É digno de nota um acordo de 1995, que abria a possibilidade de exploração econômica conjunta de uma faixa do Atlântico entre a costa argentina e as Malvinas. Embora seus termos pudessem ser considerados favoráveis aos britânicos, tratava-se do primeiro passo para uma etapa de cooperação que, se bem negociada, resultaria em ganhos para o país vizinho -inclusive na exploração de petróleo.
Inconformada, porém, com iniciativas econômicas do Reino Unido no arquipélago, que compreendeu como um desrespeito ao documento, a Argentina abandonou o acordo unilateralmente, em 2007. Ao comentar recentemente o episódio, o ex-vice-chanceler argentino Andrés Cisneros constatou, com razão, que a "filosofia do tudo ou nada sempre termina em nada para o lado mais frágil".
A menos que se contente com estocadas retóricas, algum senso de pragmatismo conviria ao governo do país vizinho, já que as outras alternativas se mostraram inviáveis. Uma nova aventura militar, como a de 1982, seria impensável. Tampouco parece crível que sanções ou moções de censura possam mudar a situação desfavorável dos argentinos -para a qual também contribuem alguns aspectos históricos.
Já no século 18 espanhóis e britânicos se confrontavam pelo controle daquele ponto estratégico para a navegação no Atlântico Sul e sua ligação com o Oceano Pacífico. O arquipélago, herdado da Espanha pela nação recém independente, foi tomado pelo Reino Unido em 1833.
Nas décadas seguintes, o território passou a ser habitado por colonos de origem britânica -os kelpers. Atualmente, são cerca de 2.700 deles ao lado de 300 habitantes de outras nacionalidades. Os kelpers falam inglês e detêm a mais alta renda per capita do continente. Não surpreende que se oponham à reanexação.
Resta à Argentina, do ponto de vista prático, o caminho da negociação. O fim do clima de confronto na região certamente facilitaria investimentos, tanto nas proximidades do arquipélago quanto na costa do país. É razoável que o Reino Unido venha a fazer concessões em troca da disposição para o diálogo.

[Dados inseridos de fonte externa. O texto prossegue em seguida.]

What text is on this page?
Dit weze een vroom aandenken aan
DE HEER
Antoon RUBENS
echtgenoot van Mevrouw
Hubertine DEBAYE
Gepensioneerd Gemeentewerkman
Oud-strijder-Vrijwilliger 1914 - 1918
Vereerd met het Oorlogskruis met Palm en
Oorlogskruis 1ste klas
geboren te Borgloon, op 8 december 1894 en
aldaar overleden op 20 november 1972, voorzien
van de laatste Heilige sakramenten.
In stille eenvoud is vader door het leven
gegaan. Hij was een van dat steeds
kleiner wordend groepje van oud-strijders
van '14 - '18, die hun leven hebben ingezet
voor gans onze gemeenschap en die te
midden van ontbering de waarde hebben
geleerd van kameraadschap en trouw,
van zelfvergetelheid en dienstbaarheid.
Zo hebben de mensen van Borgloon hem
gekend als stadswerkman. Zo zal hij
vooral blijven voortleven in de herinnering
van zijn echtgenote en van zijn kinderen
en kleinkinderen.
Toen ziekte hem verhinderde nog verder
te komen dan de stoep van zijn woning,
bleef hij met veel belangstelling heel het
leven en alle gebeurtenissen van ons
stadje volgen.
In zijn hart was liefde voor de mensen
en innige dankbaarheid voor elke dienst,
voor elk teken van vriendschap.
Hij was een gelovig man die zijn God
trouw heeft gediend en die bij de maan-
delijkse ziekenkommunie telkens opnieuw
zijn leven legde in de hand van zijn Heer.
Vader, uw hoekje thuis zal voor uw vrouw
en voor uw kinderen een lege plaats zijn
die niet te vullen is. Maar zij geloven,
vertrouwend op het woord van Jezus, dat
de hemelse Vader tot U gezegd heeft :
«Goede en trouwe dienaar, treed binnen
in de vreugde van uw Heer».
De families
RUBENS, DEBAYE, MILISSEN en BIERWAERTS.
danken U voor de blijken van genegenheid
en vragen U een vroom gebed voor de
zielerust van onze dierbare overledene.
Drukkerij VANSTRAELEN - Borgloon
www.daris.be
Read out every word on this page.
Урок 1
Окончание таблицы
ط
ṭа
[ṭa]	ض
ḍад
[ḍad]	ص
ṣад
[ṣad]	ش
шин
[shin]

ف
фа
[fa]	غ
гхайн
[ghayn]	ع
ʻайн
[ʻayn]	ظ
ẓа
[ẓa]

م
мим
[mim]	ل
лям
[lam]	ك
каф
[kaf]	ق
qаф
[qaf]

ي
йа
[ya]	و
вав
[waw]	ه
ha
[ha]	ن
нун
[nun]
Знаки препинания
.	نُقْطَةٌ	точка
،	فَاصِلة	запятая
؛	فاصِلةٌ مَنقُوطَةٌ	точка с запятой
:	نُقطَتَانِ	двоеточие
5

A diplomacia das demais nações latino-americanas poderia contribuir para a distensão, mas preferiu, em reunião no México, fazer eco aos exageros da presidente Cristina Kirchner. Talvez não houvesse outra saída, dado o caráter da reunião. Mas nos termos da metáfora literária do sociólogo Vicente Palermo, as nações vizinhas prestam desserviço ao "incentivar um louco a investir contra moinhos de vento".